Pracować nad książką przynajmniej 4 dni w tygodniu
No i się rzekło. Tak, zaczęłam pisać książkę, ale jest to powieść a nie żadem specjalistyczny poradnik napisany przez blogerkę. Jest więc całkiem spora szansa, że przeczyta to tylko moja mama i Edwin. Wychodzą tu wszystkie moje kompleksy i to, że nie jestem J. K. Rowling. Z drugiej strony…są autorzy (już bez nazwisk tu), których czytanie aż boli, a mimo to ludzie kupowali i czytali ich twory, więc w sumie…czemu nie spróbować. Ostatecznie zbiorę złe recenzje i tyle.
Wyjechać na jesienny weekend
Z racji naszej pracy (drukujemy kalendarze ścienne, heloł), raczej nie możemy nigdzie wyjechać w grudniu. Czuję jednak, że zasłużyliśmy na przedłużony weekend i idealny byłby koniec października. Nie mam preferencji co do kierunku – może być Gdańsk, mogą być góry, mogą być Czechy lub Słowacja. Po prostu zdam się na oferty dostępne w wybranym terminie na Booking i Travelist, bo mile widziane miejsce z sauną, żeby wygrzać styrane życiem kości.

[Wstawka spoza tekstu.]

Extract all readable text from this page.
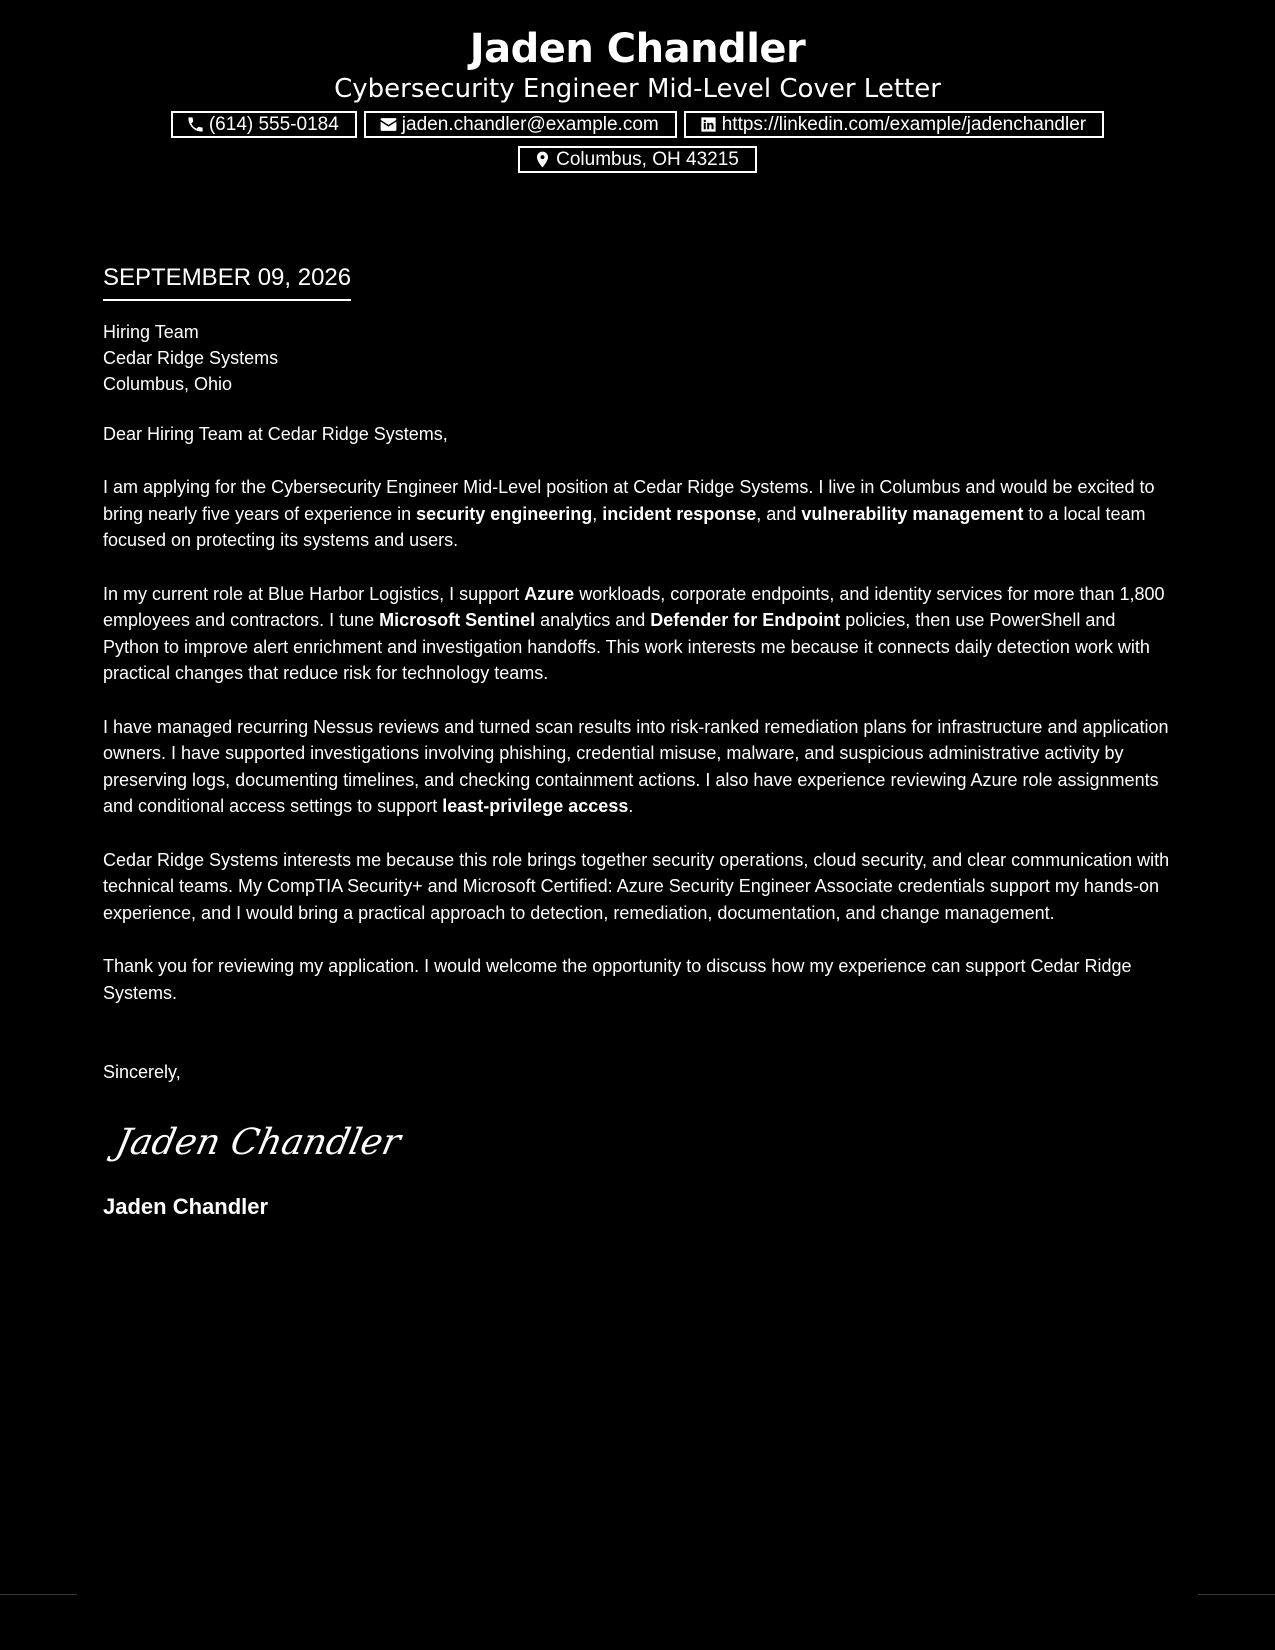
Jaden Chandler
Cybersecurity Engineer Mid-Level Cover Letter
(614) 555-0184	jaden.chandler@example.com	https://linkedin.com/example/jadenchandler
Columbus, OH 43215
SEPTEMBER 09, 2026
Hiring Team
Cedar Ridge Systems
Columbus, Ohio
Dear Hiring Team at Cedar Ridge Systems,

I am applying for the Cybersecurity Engineer Mid-Level position at Cedar Ridge Systems. I live in Columbus and would be excited to bring nearly five years of experience in security engineering, incident response, and vulnerability management to a local team focused on protecting its systems and users.

In my current role at Blue Harbor Logistics, I support Azure workloads, corporate endpoints, and identity services for more than 1,800 employees and contractors. I tune Microsoft Sentinel analytics and Defender for Endpoint policies, then use PowerShell and Python to improve alert enrichment and investigation handoffs. This work interests me because it connects daily detection work with practical changes that reduce risk for technology teams.

I have managed recurring Nessus reviews and turned scan results into risk-ranked remediation plans for infrastructure and application owners. I have supported investigations involving phishing, credential misuse, malware, and suspicious administrative activity by preserving logs, documenting timelines, and checking containment actions. I also have experience reviewing Azure role assignments and conditional access settings to support least-privilege access.

Cedar Ridge Systems interests me because this role brings together security operations, cloud security, and clear communication with technical teams. My CompTIA Security+ and Microsoft Certified: Azure Security Engineer Associate credentials support my hands-on experience, and I would bring a practical approach to detection, remediation, documentation, and change management.

Thank you for reviewing my application. I would welcome the opportunity to discuss how my experience can support Cedar Ridge Systems.

Sincerely,
Jaden Chandler
Jaden Chandler
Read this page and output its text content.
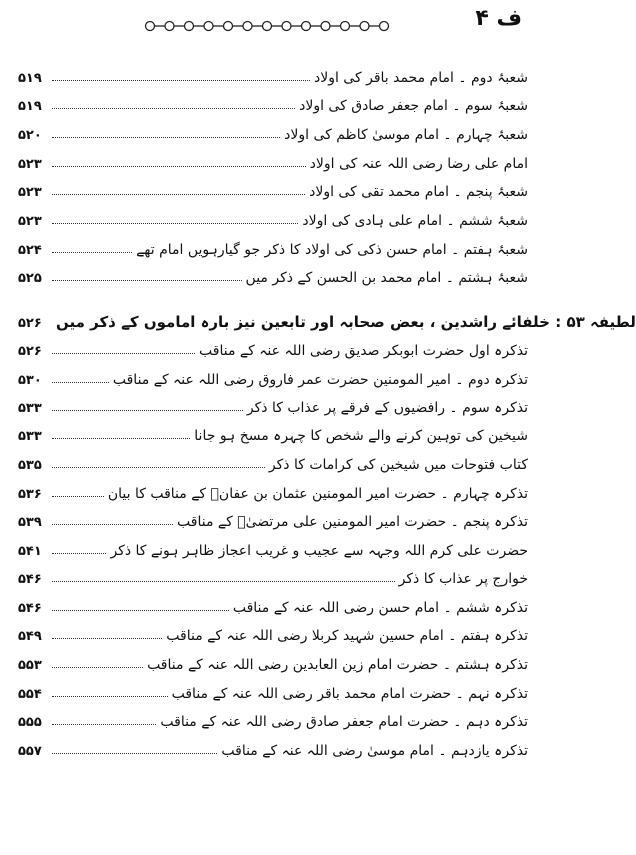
ف ۴
۵۱۹	شعبۂ دوم ۔ امام محمد باقر کی اولاد
۵۱۹	شعبۂ سوم ۔ امام جعفر صادق کی اولاد
۵۲۰	شعبۂ چہارم ۔ امام موسیٰ کاظم کی اولاد
۵۲۳	امام علی رضا رضی اللہ عنہ کی اولاد
۵۲۳	شعبۂ پنجم ۔ امام محمد تقی کی اولاد
۵۲۳	شعبۂ ششم ۔ امام علی ہادی کی اولاد
۵۲۴	شعبۂ ہفتم ۔ امام حسن ذکی کی اولاد کا ذکر جو گیارہویں امام تھے
۵۲۵	شعبۂ ہشتم ۔ امام محمد بن الحسن کے ذکر میں
۵۲۶ لطیفہ ۵۳ : خلفائے راشدین ، بعض صحابہ اور تابعین نیز بارہ اماموں کے ذکر میں
۵۲۶	تذکرہ اول حضرت ابوبکر صدیق رضی اللہ عنہ کے مناقب
۵۳۰	تذکرہ دوم ۔ امیر المومنین حضرت عمر فاروق رضی اللہ عنہ کے مناقب
۵۳۳	تذکرہ سوم ۔ رافضیوں کے فرقے پر عذاب کا ذکر
۵۳۳	شیخین کی توہین کرنے والے شخص کا چہرہ مسخ ہو جانا
۵۳۵	کتاب فتوحات میں شیخین کی کرامات کا ذکر
۵۳۶	تذکرہ چہارم ۔ حضرت امیر المومنین عثمان بن عفانؓ کے مناقب کا بیان
۵۳۹	تذکرہ پنجم ۔ حضرت امیر المومنین علی مرتضیٰؓ کے مناقب
۵۴۱	حضرت علی کرم اللہ وجہہ سے عجیب و غریب اعجاز ظاہر ہونے کا ذکر
۵۴۶	خوارج پر عذاب کا ذکر
۵۴۶	تذکرہ ششم ۔ امام حسن رضی اللہ عنہ کے مناقب
۵۴۹	تذکرہ ہفتم ۔ امام حسین شہید کربلا رضی اللہ عنہ کے مناقب
۵۵۳	تذکرہ ہشتم ۔ حضرت امام زین العابدین رضی اللہ عنہ کے مناقب
۵۵۴	تذکرہ نہم ۔ حضرت امام محمد باقر رضی اللہ عنہ کے مناقب
۵۵۵	تذکرہ دہم ۔ حضرت امام جعفر صادق رضی اللہ عنہ کے مناقب
۵۵۷	تذکرہ یازدہم ۔ امام موسیٰ رضی اللہ عنہ کے مناقب
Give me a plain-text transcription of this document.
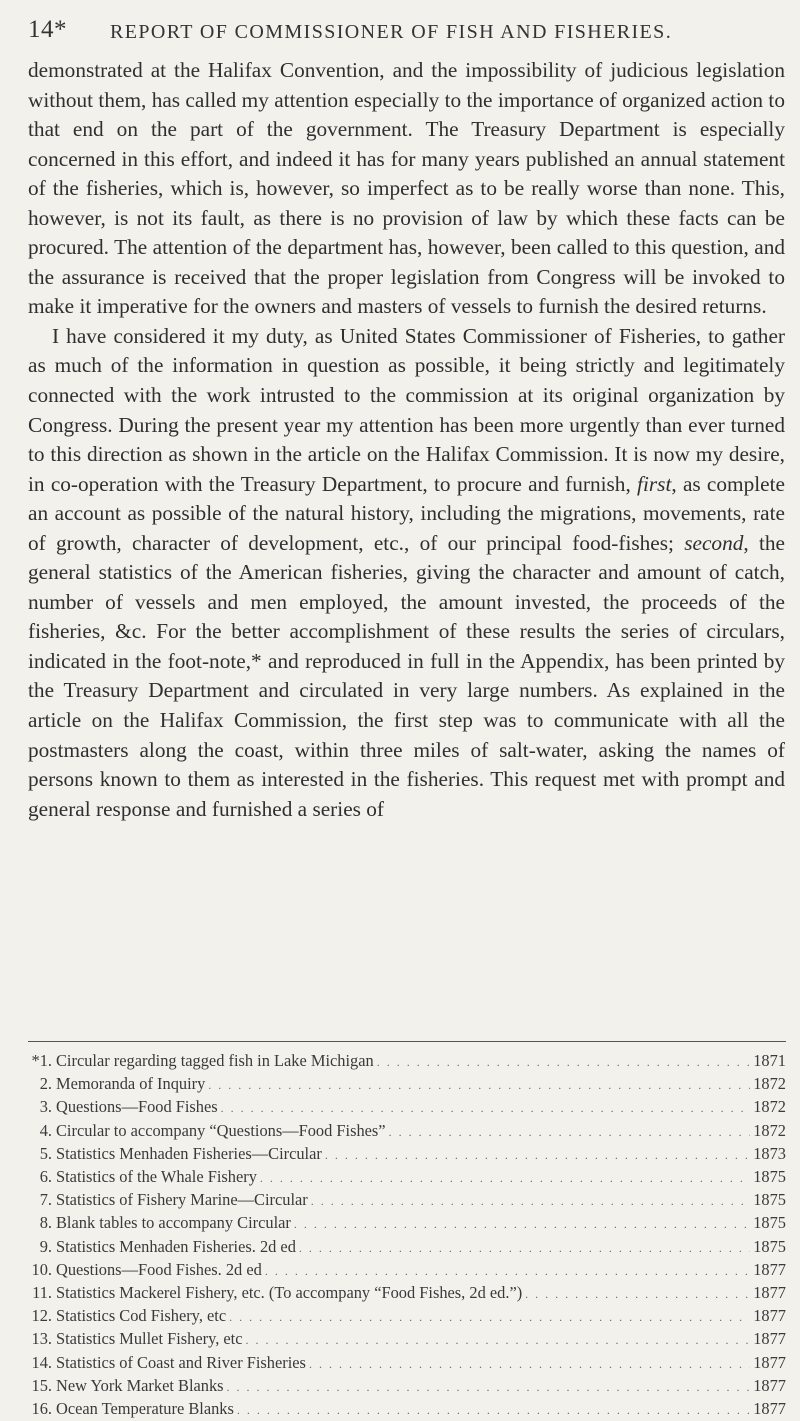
14* REPORT OF COMMISSIONER OF FISH AND FISHERIES.

demonstrated at the Halifax Convention, and the impossibility of judicious legislation without them, has called my attention especially to the importance of organized action to that end on the part of the government. The Treasury Department is especially concerned in this effort, and indeed it has for many years published an annual statement of the fisheries, which is, however, so imperfect as to be really worse than none. This, however, is not its fault, as there is no provision of law by which these facts can be procured. The attention of the department has, however, been called to this question, and the assurance is received that the proper legislation from Congress will be invoked to make it imperative for the owners and masters of vessels to furnish the desired returns.

I have considered it my duty, as United States Commissioner of Fisheries, to gather as much of the information in question as possible, it being strictly and legitimately connected with the work intrusted to the commission at its original organization by Congress. During the present year my attention has been more urgently than ever turned to this direction as shown in the article on the Halifax Commission. It is now my desire, in co-operation with the Treasury Department, to procure and furnish, first, as complete an account as possible of the natural history, including the migrations, movements, rate of growth, character of development, etc., of our principal food-fishes; second, the general statistics of the American fisheries, giving the character and amount of catch, number of vessels and men employed, the amount invested, the proceeds of the fisheries, &c. For the better accomplishment of these results the series of circulars, indicated in the foot-note,* and reproduced in full in the Appendix, has been printed by the Treasury Department and circulated in very large numbers. As explained in the article on the Halifax Commission, the first step was to communicate with all the postmasters along the coast, within three miles of salt-water, asking the names of persons known to them as interested in the fisheries. This request met with prompt and general response and furnished a series of

*1. Circular regarding tagged fish in Lake Michigan . . .	1871
2. Memoranda of Inquiry . . .	1872
3. Questions—Food Fishes . . .	1872
4. Circular to accompany “Questions—Food Fishes” . . .	1872
5. Statistics Menhaden Fisheries—Circular . . .	1873
6. Statistics of the Whale Fishery . . .	1875
7. Statistics of Fishery Marine—Circular . . .	1875
8. Blank tables to accompany Circular . . .	1875
9. Statistics Menhaden Fisheries. 2d ed . . .	1875
10. Questions—Food Fishes. 2d ed . . .	1877
11. Statistics Mackerel Fishery, etc. (To accompany “Food Fishes, 2d ed.”) . . .	1877
12. Statistics Cod Fishery, etc . . .	1877
13. Statistics Mullet Fishery, etc . . .	1877
14. Statistics of Coast and River Fisheries . . .	1877
15. New York Market Blanks . . .	1877
16. Ocean Temperature Blanks . . .	1877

Znaleźć pyschoterapeutę na 2020
Jednym z moich big celów na 2020 jest rozpoczęcie psychoterapii. Jeśli chcę to faktycznie zrobić w nadchodzącym roku powinnam już zacząć szukać odpowiedniej osoby, bo terminy, nawet prywatne, są nie z tej ziemii.
Cieszyć się jesienią i zimą
Czyli zamiast marudzić starać się znaleźć w tym urok. Wyjść do lasu na grzyby. Zbierać z dziewczynami kasztany i kolorowe liście. Otoczyć się lampkami, świecami i zrobić pyszną herbatę. Poczytać książkę pod kocem. No i oczywiście nie zapominajmy o świętach! Niektórzy boją się być pierwszymi, którzy włączą All I Want for Christmas – kto powiedział, że w ogóle przestałam tego słuchać?
Wrócić do jogi
Nie mam siły na bardzo męczące treningi, ale zdecydowanie chcę wrócić do jogi.
Wydrukować zdjęcia z wakacji
Pięknie spędziliśmy w tym roku czas w Chorwacji. Pora przenieść zdjęcia z wirtualnego do realnego życia.